A correction was made to this story. See below for details.

Testing Opera 10 alpha confirms it can boast that it's the second browser in development that is fully compliant with the Acid3 benchmarks. It's also markedly faster than Opera 9.62 at processing JavaScript, but it's half as fast as the fastest Web browser currently available.

Opera 10 alpha is Acid3-standards compliant. (Credit: CNET Networks)

On both Windows and Mac OS, it was no surprise to see the Acid3 standards test come up 100 out of 100 since that was the big news from Opera Software earlier today. The browser is also three times faster than the current stable release, with the SunSpider Java test clocking in at 5,740.8 milliseconds. That compares very favorably to Opera 9.62, which I benchmarked at 15,468.8 ms, but is still slower than the Firefox 3.1 beta. Mozilla's latest developer build zips in at 2,787.6 ms when running its new TraceMonkey JavaScript engine.

The majority of the changes in this Opera alpha release are aimed at developers. The average user will rarely, if ever, come into contact with them. That doesn't mean they're not important, though, with further support for CSS3. These changes include sourcing fonts, transparency rendering, animation framerates, and two key evolutions in Opera Dragonfly. You can use the DOM inspector to determine the source of traffic, useful for Ajax debugging, and the ability to edit attributes in real-time.

There are three minor but important user-level changes. It's hard to believe that HTML support in Opera Mail was missing before now, but you'll now be able to see all those holiday e-cards within Opera. There's also a spell-checker rolled in for text fields, not just e-mail.

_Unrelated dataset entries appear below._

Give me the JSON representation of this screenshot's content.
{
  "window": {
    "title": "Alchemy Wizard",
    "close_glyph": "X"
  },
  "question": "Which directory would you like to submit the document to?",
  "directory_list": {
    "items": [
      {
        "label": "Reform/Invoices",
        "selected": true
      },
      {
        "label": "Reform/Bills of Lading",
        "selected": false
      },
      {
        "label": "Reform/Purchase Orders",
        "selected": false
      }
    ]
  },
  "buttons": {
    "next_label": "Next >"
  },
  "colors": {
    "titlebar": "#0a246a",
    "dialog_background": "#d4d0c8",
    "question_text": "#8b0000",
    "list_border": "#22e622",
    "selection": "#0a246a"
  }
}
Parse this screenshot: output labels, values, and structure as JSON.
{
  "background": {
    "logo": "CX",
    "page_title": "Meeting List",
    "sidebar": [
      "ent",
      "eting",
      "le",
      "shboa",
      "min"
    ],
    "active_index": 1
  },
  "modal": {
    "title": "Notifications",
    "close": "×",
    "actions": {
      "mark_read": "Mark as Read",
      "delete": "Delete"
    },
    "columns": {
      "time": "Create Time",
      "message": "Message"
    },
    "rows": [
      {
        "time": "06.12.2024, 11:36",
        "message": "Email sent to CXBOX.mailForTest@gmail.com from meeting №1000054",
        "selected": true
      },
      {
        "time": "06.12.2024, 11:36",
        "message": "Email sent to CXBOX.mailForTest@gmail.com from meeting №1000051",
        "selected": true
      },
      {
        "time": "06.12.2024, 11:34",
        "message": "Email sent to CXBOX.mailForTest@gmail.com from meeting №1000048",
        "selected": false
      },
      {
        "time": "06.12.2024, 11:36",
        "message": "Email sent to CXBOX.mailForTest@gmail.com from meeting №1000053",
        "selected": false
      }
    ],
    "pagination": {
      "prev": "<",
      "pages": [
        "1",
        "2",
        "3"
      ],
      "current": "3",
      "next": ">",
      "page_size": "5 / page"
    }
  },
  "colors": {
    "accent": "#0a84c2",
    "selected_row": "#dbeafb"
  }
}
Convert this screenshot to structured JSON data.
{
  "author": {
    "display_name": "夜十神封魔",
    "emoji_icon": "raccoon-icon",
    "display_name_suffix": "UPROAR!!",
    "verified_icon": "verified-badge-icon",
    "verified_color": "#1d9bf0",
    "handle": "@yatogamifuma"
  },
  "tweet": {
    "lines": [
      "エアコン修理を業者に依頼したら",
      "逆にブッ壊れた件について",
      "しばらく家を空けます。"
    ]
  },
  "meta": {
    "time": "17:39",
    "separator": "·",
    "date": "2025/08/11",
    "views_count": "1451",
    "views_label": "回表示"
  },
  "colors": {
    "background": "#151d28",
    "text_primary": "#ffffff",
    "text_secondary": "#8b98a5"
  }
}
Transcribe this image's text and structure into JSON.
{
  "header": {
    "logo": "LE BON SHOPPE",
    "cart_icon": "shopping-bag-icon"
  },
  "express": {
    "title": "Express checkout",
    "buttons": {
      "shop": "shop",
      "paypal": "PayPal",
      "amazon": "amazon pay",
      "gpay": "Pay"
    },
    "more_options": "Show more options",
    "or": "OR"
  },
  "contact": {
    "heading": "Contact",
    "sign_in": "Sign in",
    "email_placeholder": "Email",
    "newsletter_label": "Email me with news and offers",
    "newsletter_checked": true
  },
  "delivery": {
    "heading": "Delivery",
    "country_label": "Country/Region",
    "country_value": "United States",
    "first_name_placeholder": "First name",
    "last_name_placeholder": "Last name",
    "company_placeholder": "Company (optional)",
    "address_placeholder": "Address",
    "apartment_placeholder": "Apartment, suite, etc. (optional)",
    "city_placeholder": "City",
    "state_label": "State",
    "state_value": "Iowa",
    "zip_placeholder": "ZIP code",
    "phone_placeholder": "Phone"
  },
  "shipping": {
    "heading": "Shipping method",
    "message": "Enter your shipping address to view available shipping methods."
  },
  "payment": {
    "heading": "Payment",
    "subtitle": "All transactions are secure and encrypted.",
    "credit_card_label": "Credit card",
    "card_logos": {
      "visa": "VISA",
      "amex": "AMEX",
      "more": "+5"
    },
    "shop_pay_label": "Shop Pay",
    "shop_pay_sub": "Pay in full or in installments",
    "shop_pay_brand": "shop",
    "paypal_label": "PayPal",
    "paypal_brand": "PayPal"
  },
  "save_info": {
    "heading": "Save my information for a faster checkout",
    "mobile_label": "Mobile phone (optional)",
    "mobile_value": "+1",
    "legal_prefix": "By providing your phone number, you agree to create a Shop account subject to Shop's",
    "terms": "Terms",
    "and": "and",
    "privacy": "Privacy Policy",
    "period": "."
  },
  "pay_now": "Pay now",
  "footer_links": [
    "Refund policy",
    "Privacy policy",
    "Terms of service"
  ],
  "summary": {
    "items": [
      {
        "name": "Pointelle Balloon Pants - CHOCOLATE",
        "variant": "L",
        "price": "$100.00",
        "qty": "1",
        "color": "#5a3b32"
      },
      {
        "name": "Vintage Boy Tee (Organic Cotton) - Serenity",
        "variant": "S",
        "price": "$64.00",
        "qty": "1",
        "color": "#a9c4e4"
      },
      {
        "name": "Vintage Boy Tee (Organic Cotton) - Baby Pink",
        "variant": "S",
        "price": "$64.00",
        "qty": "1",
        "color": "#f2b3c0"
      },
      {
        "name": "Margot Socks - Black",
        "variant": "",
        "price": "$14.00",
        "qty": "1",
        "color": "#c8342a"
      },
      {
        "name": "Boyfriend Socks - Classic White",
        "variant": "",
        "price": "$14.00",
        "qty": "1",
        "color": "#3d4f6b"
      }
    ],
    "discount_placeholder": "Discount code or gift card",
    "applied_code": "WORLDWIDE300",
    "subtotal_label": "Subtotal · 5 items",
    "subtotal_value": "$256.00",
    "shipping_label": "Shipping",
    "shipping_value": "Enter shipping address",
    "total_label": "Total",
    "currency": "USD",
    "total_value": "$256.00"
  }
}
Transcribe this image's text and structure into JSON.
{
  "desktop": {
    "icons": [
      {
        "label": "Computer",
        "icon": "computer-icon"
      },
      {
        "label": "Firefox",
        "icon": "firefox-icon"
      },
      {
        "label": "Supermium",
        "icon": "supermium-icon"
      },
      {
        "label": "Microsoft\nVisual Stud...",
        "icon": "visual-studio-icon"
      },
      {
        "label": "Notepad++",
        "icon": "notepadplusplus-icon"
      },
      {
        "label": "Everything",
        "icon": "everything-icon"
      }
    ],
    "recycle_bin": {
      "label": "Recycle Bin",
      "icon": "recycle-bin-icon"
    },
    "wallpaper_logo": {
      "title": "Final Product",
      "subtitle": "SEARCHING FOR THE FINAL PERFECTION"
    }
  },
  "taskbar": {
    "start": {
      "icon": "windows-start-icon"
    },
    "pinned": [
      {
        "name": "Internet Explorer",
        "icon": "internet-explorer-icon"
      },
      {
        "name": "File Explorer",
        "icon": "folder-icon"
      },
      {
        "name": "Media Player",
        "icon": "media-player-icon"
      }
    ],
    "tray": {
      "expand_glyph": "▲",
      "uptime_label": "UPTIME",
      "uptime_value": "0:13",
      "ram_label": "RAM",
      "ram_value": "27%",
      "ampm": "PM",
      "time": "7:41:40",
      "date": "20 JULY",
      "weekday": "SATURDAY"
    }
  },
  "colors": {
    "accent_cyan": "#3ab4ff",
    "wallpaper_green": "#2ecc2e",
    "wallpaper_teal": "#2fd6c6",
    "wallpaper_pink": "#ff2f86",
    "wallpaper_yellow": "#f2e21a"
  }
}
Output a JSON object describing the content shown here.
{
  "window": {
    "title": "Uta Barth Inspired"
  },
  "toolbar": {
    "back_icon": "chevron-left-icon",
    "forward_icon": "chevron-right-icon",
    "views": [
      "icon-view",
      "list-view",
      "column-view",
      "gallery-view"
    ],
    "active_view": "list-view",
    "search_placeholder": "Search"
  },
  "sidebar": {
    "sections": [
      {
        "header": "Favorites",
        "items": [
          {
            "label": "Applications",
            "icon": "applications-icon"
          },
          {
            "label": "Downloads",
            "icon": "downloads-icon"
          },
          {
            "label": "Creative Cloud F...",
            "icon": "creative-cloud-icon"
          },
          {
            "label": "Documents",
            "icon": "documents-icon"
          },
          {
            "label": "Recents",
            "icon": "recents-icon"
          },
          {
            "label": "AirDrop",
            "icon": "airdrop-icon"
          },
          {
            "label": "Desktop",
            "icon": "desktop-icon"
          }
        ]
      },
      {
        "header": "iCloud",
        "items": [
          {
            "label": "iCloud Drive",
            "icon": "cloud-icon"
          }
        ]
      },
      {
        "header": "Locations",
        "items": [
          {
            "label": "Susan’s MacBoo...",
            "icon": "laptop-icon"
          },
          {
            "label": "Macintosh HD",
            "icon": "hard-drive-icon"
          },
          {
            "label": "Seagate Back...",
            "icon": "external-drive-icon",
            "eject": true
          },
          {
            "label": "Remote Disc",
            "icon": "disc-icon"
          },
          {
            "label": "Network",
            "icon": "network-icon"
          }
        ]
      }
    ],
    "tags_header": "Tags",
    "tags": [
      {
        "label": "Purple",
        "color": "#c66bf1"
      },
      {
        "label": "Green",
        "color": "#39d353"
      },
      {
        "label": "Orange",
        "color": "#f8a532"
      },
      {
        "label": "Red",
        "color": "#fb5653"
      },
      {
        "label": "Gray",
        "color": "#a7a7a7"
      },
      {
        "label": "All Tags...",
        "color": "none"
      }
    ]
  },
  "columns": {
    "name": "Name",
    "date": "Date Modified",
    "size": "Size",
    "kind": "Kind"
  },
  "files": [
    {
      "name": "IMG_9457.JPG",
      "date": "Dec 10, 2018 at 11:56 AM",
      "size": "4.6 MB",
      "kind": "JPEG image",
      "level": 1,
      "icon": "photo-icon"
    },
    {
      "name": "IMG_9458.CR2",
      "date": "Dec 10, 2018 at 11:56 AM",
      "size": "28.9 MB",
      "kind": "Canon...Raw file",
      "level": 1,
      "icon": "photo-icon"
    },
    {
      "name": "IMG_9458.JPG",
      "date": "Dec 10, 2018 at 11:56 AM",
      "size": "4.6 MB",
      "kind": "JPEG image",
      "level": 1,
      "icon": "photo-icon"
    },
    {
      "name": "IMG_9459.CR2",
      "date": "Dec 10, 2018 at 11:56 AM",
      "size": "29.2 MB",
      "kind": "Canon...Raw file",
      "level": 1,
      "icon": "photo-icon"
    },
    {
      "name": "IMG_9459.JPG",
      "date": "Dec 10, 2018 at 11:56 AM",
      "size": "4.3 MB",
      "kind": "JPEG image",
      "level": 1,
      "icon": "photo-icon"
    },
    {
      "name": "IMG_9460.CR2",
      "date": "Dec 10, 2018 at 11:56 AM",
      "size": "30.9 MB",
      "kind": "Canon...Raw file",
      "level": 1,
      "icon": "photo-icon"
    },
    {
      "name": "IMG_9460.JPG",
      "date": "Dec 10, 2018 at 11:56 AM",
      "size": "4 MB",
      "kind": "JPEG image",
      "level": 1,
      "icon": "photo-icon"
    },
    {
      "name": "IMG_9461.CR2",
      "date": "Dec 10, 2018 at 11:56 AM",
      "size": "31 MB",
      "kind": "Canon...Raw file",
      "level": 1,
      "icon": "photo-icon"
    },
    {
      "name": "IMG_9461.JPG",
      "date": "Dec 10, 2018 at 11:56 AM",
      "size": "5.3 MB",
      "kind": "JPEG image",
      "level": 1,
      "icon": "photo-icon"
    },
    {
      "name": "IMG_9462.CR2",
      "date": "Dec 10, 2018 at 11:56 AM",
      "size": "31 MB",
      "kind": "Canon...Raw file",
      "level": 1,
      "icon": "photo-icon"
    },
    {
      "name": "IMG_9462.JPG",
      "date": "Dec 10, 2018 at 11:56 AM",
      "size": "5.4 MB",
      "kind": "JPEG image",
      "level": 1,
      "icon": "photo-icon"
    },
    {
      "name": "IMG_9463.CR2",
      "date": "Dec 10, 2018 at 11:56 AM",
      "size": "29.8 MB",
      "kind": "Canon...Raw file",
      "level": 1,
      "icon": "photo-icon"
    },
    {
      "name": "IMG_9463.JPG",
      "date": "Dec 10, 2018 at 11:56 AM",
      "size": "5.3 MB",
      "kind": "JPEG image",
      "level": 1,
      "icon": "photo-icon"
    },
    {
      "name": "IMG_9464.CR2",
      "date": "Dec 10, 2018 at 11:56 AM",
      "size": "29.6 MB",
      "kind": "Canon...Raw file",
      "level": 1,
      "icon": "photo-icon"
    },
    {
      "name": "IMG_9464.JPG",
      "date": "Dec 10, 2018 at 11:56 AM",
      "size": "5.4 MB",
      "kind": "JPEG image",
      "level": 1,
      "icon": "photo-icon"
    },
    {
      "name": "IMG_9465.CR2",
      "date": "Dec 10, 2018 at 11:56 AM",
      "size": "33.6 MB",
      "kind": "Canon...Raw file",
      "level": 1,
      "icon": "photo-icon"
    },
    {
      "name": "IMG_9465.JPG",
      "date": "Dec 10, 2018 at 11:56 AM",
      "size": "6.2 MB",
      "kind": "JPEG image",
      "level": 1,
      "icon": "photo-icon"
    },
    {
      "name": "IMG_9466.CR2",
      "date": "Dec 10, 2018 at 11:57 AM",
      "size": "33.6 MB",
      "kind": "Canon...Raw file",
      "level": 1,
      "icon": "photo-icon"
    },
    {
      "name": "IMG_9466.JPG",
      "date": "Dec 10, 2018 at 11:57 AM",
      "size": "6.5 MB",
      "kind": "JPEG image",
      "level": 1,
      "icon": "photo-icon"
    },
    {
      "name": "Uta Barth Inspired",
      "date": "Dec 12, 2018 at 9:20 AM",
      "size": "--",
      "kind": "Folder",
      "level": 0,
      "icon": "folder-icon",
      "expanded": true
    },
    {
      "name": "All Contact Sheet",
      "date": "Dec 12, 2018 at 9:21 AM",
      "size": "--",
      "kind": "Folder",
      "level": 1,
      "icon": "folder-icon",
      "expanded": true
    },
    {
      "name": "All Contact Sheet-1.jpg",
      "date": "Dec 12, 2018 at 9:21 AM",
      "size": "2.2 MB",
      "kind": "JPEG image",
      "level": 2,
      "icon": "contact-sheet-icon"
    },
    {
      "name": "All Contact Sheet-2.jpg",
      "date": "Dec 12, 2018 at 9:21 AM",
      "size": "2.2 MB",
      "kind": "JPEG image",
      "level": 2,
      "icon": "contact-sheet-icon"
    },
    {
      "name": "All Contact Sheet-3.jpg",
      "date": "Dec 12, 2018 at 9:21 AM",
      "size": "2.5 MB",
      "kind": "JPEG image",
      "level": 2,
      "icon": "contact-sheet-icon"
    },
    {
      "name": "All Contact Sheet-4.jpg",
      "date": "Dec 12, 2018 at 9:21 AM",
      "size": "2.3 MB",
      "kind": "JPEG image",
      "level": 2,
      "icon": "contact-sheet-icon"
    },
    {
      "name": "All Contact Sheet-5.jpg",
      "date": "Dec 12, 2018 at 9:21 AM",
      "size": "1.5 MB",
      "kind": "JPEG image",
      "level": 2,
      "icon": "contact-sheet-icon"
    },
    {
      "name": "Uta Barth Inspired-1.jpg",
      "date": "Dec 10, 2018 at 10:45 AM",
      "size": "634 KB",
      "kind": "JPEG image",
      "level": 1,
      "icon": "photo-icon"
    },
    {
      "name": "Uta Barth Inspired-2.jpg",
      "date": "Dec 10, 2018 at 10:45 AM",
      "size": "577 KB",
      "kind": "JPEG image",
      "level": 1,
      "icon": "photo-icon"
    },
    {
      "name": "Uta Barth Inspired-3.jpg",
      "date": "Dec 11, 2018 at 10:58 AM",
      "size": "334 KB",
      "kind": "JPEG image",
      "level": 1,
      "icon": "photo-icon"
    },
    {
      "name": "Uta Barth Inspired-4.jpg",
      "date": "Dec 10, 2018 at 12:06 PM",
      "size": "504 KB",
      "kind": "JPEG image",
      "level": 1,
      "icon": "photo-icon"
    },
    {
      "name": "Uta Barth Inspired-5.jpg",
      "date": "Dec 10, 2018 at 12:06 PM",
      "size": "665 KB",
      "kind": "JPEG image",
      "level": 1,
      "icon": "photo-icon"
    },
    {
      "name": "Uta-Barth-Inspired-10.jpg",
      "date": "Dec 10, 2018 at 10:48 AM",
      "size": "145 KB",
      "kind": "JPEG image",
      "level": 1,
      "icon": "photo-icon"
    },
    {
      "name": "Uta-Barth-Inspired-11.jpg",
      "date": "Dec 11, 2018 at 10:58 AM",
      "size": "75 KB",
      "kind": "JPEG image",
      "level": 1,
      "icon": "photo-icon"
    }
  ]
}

Opera 10 features an auto-install option for updates. (Credit: CNET Networks)

The last new feature, automatic program updates, could be potentially risky. Certainly in Firefox it would likely lead to the disabling of many extensions, although there's not much of a chance of that happening in Opera with its smaller developer community. The bigger concern is one of control: do you choose which version of a program you get to use, or does the publisher of the program? As annoying as Apple's update monitor and nag screen are, they don't force users to update; you can opt out.

It took a little hunting to find, but the default setting in Opera 10 seems to be the more standard notification behavior. If you'd like to tweak your update settings, go to Tools, Preferences, choose the Advanced tab on the right and then Security from the list of options. The Opera update drop-down menu allows you to change the default to "Don't check for updates" or "Automatic updates".

The big news of the standards compliance will only take Opera so far if other browsers match that mark. It'll be interesting to see, as Google Chrome introduces extensibility, whether Opera will go that route or if it'll try to maintain its niche market as a solid and fast out-of-the-box browser. However, Opera 10 was surprisingly stable during a half-day of testing for an alpha release, crashing not even once.

Correction: This story initially gave the wrong name of the Java test I ran. It is called SunSpider.